萧青儿和陆墨拿了绳索从厨房出来,把地上的人一个个绑了丢在墙角。“武先生英雄救美,人家小姑娘好感激的。”见高玄武黑着脸不搭话,萧青儿干脆坐到了他面前:“这要是给金璜知道,恐怕武先生就当不了英雄了。”
“哼,她知道怎么了?”高玄武有点心虚,心想刚才的情形可都叫萧青儿他二人看见了,保不准不会在金璜面前参上一本,可嘴上还绷得一本正经:“路见不平拔刀相助,我何惧之有?”
“高兄啊高兄,”陆墨在一旁接上话茬:“路见不平固然不错,见异思迁可大大的不对。”
“见异思迁?!”高玄武有点气急败坏,他真没想到陆墨给自己扣了顶这么大的帽子。“我哪有……”
“砰!”地一声打断了高玄武的辩白,原来萧青儿早已跑到门口放出信号,告诉金璜大功告成,赶紧带人过来。高玄武见状也不再辩解自己是不是见异思迁,径直走到大胡子面前解开他的穴道,厉声喝道:“说,偷的东西藏哪儿了?”
“我…不……”大胡子有气无力。
见他还不老实,高玄武心头火起,反手一个巴掌掴在他脸上。“你说不说,东西在哪儿?!”
“我…不是……三爷刚才…被你…放走了…………”大胡子怕再挨打,撑着一口气说完这句话,歪着脑袋晕死过去。
“什么?!”高玄武一惊非同小可,连陆墨萧青儿也是大感意外。

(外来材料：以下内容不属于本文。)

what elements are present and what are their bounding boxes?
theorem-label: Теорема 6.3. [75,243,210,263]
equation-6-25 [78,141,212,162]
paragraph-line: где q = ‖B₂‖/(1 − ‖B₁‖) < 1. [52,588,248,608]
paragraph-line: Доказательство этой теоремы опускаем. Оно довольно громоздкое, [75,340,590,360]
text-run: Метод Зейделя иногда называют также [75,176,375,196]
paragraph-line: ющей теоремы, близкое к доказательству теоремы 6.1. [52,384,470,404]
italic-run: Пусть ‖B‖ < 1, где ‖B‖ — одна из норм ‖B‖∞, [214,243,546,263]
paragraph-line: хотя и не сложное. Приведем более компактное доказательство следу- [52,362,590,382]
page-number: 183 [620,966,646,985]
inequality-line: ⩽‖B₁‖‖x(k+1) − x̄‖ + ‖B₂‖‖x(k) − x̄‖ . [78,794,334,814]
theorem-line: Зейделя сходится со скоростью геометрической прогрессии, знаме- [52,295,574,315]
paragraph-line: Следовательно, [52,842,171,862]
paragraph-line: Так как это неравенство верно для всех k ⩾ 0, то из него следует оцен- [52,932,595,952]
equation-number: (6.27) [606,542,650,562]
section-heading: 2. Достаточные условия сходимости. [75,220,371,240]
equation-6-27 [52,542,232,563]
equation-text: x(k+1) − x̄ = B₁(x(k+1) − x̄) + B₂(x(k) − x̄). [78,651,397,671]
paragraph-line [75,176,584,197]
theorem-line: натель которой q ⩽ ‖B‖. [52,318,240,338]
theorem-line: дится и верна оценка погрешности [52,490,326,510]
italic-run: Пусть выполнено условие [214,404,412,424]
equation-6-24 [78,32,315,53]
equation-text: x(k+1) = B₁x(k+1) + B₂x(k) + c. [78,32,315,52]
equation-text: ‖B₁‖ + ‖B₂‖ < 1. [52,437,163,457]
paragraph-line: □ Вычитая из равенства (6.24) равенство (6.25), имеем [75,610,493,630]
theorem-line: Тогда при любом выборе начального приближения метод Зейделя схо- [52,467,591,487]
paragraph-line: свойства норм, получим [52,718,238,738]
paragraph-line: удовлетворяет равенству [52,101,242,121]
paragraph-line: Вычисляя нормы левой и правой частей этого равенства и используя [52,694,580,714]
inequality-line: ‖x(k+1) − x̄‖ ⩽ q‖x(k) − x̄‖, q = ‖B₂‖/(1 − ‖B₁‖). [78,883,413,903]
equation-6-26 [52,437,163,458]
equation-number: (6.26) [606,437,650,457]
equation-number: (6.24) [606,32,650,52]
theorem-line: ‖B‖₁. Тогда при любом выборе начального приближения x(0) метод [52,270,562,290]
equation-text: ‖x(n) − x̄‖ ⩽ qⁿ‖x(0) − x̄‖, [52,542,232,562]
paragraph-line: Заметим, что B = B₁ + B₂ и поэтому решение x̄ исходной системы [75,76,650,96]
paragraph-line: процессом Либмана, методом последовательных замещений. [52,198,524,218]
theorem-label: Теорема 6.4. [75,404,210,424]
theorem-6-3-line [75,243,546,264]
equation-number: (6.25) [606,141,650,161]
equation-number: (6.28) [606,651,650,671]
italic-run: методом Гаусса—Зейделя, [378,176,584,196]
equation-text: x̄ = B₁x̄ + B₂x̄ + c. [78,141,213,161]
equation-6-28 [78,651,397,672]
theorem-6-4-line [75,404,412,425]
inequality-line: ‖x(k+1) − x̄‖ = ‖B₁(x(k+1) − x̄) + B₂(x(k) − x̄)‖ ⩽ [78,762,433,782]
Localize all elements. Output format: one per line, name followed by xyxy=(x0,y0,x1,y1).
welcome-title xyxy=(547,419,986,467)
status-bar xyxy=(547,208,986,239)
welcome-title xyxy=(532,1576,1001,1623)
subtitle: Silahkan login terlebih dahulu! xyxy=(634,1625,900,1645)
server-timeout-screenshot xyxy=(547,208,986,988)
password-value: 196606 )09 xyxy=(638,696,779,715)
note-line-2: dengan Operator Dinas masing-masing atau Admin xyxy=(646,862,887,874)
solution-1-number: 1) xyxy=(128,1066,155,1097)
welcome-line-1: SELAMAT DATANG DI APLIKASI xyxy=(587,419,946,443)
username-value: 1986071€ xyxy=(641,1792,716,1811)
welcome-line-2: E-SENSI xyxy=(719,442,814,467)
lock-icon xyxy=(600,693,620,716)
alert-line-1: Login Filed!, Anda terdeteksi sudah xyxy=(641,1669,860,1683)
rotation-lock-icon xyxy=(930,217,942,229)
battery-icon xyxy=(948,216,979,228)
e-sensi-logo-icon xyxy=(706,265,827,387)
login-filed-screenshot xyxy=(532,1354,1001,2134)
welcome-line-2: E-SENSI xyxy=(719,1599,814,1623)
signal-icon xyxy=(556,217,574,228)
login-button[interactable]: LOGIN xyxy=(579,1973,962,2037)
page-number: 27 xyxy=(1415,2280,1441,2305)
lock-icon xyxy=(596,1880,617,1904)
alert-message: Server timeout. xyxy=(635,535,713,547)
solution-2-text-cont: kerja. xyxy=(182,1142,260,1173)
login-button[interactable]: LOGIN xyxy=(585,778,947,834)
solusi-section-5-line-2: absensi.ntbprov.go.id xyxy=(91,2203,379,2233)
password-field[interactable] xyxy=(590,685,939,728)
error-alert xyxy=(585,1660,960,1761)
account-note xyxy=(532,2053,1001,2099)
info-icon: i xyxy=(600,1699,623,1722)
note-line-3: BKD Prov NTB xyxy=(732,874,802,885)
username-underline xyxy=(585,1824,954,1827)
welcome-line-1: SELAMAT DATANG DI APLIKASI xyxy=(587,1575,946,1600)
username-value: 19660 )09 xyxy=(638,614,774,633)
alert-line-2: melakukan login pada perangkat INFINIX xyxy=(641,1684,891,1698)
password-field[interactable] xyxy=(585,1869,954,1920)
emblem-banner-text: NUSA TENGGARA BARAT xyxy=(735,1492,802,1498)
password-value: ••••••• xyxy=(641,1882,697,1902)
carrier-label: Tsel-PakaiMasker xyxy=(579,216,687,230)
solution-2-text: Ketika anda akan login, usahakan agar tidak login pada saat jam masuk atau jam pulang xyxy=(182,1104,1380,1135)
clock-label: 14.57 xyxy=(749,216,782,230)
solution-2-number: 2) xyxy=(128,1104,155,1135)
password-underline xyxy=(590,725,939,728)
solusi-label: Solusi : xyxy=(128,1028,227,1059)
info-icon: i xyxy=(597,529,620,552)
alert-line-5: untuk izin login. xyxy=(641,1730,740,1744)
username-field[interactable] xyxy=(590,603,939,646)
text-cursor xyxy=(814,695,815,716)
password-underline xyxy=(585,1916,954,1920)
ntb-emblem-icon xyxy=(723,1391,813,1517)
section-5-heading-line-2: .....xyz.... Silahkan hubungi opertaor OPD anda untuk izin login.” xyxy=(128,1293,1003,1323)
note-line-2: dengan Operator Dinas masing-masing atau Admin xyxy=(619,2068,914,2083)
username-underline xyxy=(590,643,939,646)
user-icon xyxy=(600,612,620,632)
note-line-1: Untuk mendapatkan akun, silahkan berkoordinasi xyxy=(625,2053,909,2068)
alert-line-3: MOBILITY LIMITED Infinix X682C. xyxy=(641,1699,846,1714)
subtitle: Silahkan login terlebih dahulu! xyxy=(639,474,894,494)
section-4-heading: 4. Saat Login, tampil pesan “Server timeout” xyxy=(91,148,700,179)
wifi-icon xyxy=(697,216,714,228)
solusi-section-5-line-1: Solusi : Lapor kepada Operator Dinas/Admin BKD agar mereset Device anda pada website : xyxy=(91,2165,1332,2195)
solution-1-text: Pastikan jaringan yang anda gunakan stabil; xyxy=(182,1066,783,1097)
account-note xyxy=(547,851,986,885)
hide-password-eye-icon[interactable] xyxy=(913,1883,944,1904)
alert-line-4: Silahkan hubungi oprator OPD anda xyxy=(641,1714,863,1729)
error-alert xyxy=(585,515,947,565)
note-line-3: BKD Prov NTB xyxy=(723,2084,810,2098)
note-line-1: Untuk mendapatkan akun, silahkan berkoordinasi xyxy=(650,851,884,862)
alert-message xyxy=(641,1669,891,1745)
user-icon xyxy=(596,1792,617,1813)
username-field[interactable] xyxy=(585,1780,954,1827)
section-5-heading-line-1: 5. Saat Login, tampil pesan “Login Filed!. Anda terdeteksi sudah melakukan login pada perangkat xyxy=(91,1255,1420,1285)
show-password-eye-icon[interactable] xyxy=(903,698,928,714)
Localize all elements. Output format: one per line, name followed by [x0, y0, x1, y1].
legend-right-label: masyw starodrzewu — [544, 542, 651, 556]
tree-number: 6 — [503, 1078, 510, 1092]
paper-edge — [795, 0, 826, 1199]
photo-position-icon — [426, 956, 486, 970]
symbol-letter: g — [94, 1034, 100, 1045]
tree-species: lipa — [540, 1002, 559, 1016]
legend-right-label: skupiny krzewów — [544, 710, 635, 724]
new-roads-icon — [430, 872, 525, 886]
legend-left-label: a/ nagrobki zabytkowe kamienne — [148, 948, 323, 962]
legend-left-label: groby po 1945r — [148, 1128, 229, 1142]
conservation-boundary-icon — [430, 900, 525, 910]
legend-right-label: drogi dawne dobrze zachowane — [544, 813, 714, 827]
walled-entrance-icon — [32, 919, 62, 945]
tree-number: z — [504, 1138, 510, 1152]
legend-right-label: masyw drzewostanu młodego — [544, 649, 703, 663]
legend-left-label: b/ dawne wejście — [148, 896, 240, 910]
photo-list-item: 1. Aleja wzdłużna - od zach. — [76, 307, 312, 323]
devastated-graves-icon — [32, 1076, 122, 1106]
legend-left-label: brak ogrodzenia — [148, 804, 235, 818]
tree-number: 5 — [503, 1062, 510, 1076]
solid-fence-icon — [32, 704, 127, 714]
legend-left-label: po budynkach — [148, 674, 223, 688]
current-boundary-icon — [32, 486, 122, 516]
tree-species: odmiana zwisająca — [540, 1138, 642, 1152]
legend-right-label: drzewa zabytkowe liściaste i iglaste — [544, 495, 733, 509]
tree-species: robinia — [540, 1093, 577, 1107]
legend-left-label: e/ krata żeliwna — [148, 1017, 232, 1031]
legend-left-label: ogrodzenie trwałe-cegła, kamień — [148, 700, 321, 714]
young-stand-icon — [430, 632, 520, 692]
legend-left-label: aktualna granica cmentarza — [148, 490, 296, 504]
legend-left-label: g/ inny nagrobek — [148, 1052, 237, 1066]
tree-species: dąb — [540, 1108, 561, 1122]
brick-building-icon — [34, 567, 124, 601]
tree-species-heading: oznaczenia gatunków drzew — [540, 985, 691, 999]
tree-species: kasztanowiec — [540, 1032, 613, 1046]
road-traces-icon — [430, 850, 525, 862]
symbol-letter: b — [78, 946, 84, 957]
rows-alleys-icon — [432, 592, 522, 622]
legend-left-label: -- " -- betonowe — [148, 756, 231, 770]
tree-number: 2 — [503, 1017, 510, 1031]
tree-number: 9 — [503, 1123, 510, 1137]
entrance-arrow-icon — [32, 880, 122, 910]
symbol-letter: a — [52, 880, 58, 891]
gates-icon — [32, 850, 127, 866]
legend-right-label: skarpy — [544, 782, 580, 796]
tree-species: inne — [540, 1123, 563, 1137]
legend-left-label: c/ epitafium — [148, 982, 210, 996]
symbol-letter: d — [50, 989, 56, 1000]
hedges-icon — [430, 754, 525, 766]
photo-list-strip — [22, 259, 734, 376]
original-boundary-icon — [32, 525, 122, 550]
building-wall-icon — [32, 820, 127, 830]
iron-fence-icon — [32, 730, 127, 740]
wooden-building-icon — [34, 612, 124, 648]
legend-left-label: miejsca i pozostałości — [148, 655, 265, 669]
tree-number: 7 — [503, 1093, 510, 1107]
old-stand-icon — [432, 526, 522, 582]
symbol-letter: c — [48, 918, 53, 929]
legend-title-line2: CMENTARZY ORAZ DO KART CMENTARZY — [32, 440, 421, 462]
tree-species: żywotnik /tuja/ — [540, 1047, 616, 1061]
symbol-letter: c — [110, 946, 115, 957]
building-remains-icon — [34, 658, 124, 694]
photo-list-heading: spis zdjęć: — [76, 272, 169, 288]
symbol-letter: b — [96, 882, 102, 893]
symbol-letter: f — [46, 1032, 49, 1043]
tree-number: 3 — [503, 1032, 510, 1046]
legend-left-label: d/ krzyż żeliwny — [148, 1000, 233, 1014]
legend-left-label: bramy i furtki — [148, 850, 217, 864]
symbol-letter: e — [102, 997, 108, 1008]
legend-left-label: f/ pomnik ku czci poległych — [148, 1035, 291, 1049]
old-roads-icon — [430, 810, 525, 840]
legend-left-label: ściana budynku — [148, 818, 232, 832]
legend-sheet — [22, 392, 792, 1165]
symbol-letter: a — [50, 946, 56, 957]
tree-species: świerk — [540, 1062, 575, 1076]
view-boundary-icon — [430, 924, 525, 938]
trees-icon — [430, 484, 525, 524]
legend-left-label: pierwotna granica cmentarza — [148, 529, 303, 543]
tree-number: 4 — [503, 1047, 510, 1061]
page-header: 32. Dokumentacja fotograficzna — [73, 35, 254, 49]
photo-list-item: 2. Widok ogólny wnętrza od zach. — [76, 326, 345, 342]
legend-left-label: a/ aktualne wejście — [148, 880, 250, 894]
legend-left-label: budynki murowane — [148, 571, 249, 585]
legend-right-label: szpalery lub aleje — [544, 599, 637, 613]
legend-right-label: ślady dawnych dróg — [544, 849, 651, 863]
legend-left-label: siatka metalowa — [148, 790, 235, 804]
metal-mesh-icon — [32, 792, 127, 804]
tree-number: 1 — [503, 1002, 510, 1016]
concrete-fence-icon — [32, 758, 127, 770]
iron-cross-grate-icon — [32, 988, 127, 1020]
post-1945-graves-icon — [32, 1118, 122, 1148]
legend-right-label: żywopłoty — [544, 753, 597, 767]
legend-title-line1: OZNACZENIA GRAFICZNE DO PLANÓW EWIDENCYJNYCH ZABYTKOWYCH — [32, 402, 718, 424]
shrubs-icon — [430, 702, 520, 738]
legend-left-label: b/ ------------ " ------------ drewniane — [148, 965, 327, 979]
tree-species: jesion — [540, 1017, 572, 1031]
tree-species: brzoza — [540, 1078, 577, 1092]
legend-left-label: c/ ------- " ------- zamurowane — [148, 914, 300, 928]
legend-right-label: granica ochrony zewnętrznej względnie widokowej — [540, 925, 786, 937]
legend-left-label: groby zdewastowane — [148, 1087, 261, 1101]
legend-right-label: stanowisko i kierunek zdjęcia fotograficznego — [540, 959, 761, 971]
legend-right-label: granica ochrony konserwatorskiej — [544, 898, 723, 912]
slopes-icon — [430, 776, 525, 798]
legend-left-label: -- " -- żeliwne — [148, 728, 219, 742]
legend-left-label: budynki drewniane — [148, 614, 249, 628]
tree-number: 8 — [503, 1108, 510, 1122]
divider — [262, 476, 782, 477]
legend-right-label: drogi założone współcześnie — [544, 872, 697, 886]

他又连着逼问了好几个山贼,才基本弄清楚自己犯了什么错:原来那卖唱的老者正是黑龙岗头目黑老三,乔装打扮跟山贼们串通好了演这一出瞒天过海的苦肉计;而那秀姑,却正是黑老三最宠爱的姨太太。一时间高玄武悔恨交加,头脑里一片嗡嗡乱响,却是一片空白。
“自作多情了吧?”萧青儿冷笑道:“还在发什么愣,金璜这就过来了,还不快去追真身!”
高玄武闻言才如梦方醒,一溜烟地抢出门去。
金璜在方平渡守了几日,正等得不耐烦,忽然见了西北方位半空中萧青儿的信号,心下大喜,忙撤了众人自己快马加鞭向雷津渡赶来。正走到半路,听见有人哭嚎:
“老爷我错了…饶我这一次吧……”
又是谁家家常,金璜无心细听,可接下来的一句却让她不得不停了下来。
“看上那高玄武了是吧,我叫你看……”
金璜内心一跳,怎么会有人提到高玄武的名字。她翻身下马偷偷凑到近前,刚拨开草堆只听一声惨叫,前方数十步一个女人倒在地上蒙住双眼,鲜血从指缝中汩汩流出;她对面的老者右手微曲鲜血淋漓,地上赫然扔着两颗眼珠!
“我平生最恨的就是你这种不知廉耻的女人,今天干脆送你一程!”老者恶狠狠道,左手一送女人无声地倒在地上,竟是一刀毙命。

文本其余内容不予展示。